Construction of the trail along the railroad line is proceeding while train plans are hashed out. The trail projects along the line that the RTC is currently working on are part of the Monterey Bay Sanctuary Scenic Trail Network (Coastal Rail Trail).
Segment seven of this trail, which runs along the railroad line from Natural Bridges Drive to the wharf in Santa Cruz, was recently completed. Other segments are in the planning stages, and a trail connecting the city of Watsonville to the Watsonville Slough Wetlands trail network is scheduled as the next segment to begin construction.
But trail-only supporters say the greenway — a wide multi-use trail without a passenger rail line — has significant advantages over the rail and trail vision that the RTC is planning for. Colligan claims the trail plan the RTC is working on “detours onto unsafe streets in multiple locations.”
Whatever happens on Thursday, the debate will continue. But if the commissioners vote to accept the staff report and recommendation of electric passenger rail it will signal that the leadership of Santa Cruz County is committed to passenger rail.
“This is an important milestone,” Mesti-Miller said. “It’s important to the community. It’s important to the future. It’s important to the next generation. It’s important to the planet.”
Cooligan, unsurprisingly, views the proceedings in a different light: “There is no “moving forward” with passenger rail,” he said. “It’s a planning study and the vote Thursday will simply provide an indication of how much additional support Greenway has garnered since the 1st District election” in which Manu Koenig upended longtime Supervisor John Leopold.

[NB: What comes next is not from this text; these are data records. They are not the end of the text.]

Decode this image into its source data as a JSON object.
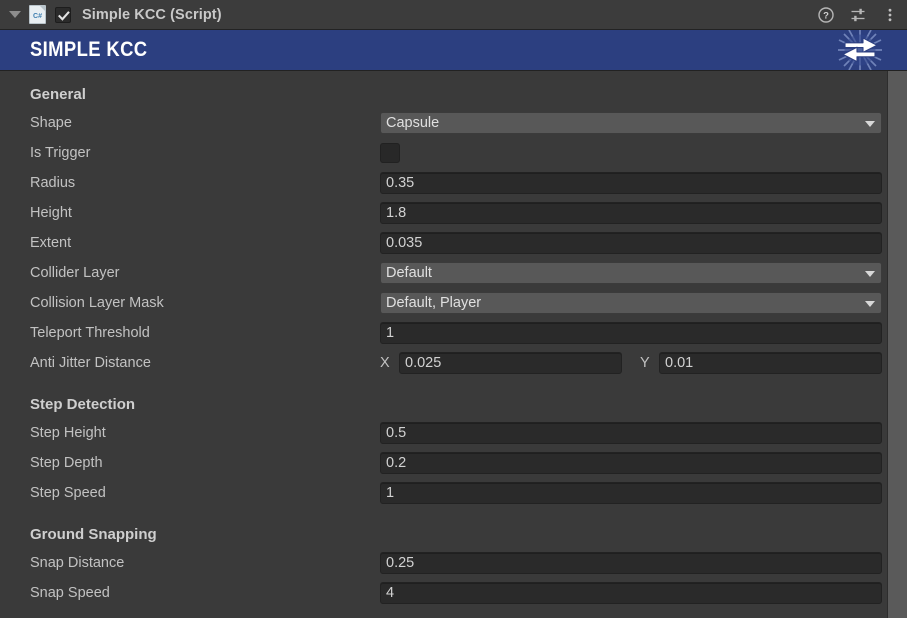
{
  "titlebar": {
    "foldout_icon": "triangle-down-icon",
    "script_icon": "csharp-script-icon",
    "enabled_checkbox": "checked",
    "title": "Simple KCC (Script)",
    "help_icon": "help-icon",
    "preset_icon": "preset-sliders-icon",
    "menu_icon": "kebab-menu-icon"
  },
  "banner": {
    "title": "SIMPLE KCC",
    "logo_icon": "fusion-swap-arrows-icon",
    "color": "#2c3f80"
  },
  "sections": [
    {
      "heading": "General",
      "rows": [
        {
          "label": "Shape",
          "type": "dropdown",
          "value": "Capsule"
        },
        {
          "label": "Is Trigger",
          "type": "checkbox",
          "value": ""
        },
        {
          "label": "Radius",
          "type": "input",
          "value": "0.35"
        },
        {
          "label": "Height",
          "type": "input",
          "value": "1.8"
        },
        {
          "label": "Extent",
          "type": "input",
          "value": "0.035"
        },
        {
          "label": "Collider Layer",
          "type": "dropdown",
          "value": "Default"
        },
        {
          "label": "Collision Layer Mask",
          "type": "dropdown",
          "value": "Default, Player"
        },
        {
          "label": "Teleport Threshold",
          "type": "input",
          "value": "1"
        },
        {
          "label": "Anti Jitter Distance",
          "type": "vector2",
          "axis_x": "X",
          "value_x": "0.025",
          "axis_y": "Y",
          "value_y": "0.01"
        }
      ]
    },
    {
      "heading": "Step Detection",
      "rows": [
        {
          "label": "Step Height",
          "type": "input",
          "value": "0.5"
        },
        {
          "label": "Step Depth",
          "type": "input",
          "value": "0.2"
        },
        {
          "label": "Step Speed",
          "type": "input",
          "value": "1"
        }
      ]
    },
    {
      "heading": "Ground Snapping",
      "rows": [
        {
          "label": "Snap Distance",
          "type": "input",
          "value": "0.25"
        },
        {
          "label": "Snap Speed",
          "type": "input",
          "value": "4"
        }
      ]
    }
  ]
}
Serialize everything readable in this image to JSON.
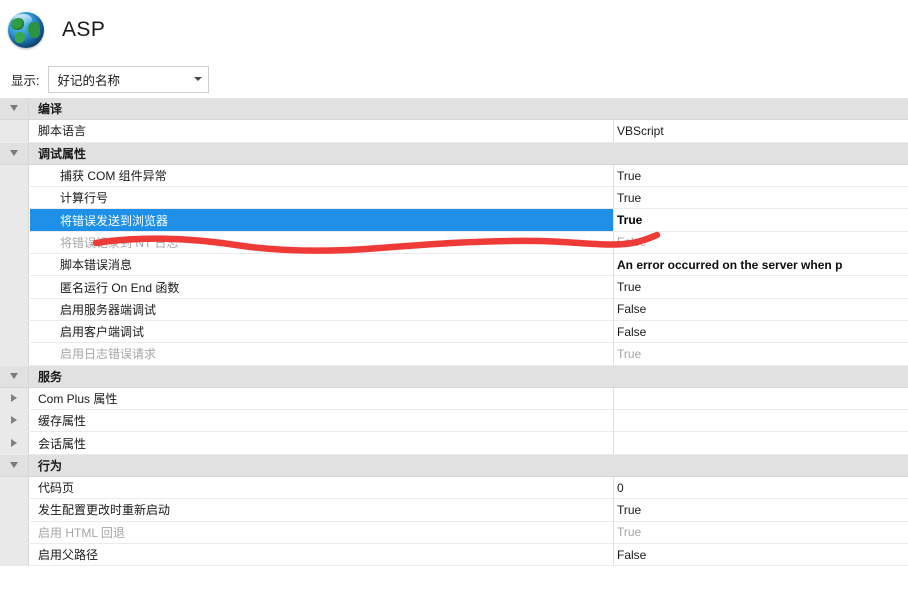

Koenig took office last month and in his role as a supervisor now has one of the 12 seats on the RTC. Among his campaign pillars was that a rail-and-trail option is expensive and unnecessary, but he has said little publicly about the subject since taking office.
The Rail Trail debate dates back to 1990, when the RTC began trying to purchase the rail corridor. The purchase was eventually completed in 2012, and was largely paid for with $10.2 million from a state fund specifically designated for passenger rail. The right-of-way along the track ranges from 25 feet to more than 100 feet in width.
The train track itself was originally built in 1876. Various freight trains used to run along that track — coal was hauled up to a cement plant in Davenport cement plant, and cement was sent back to Watsonville. From there, the line connected to another that ran to San Jose and San Francisco.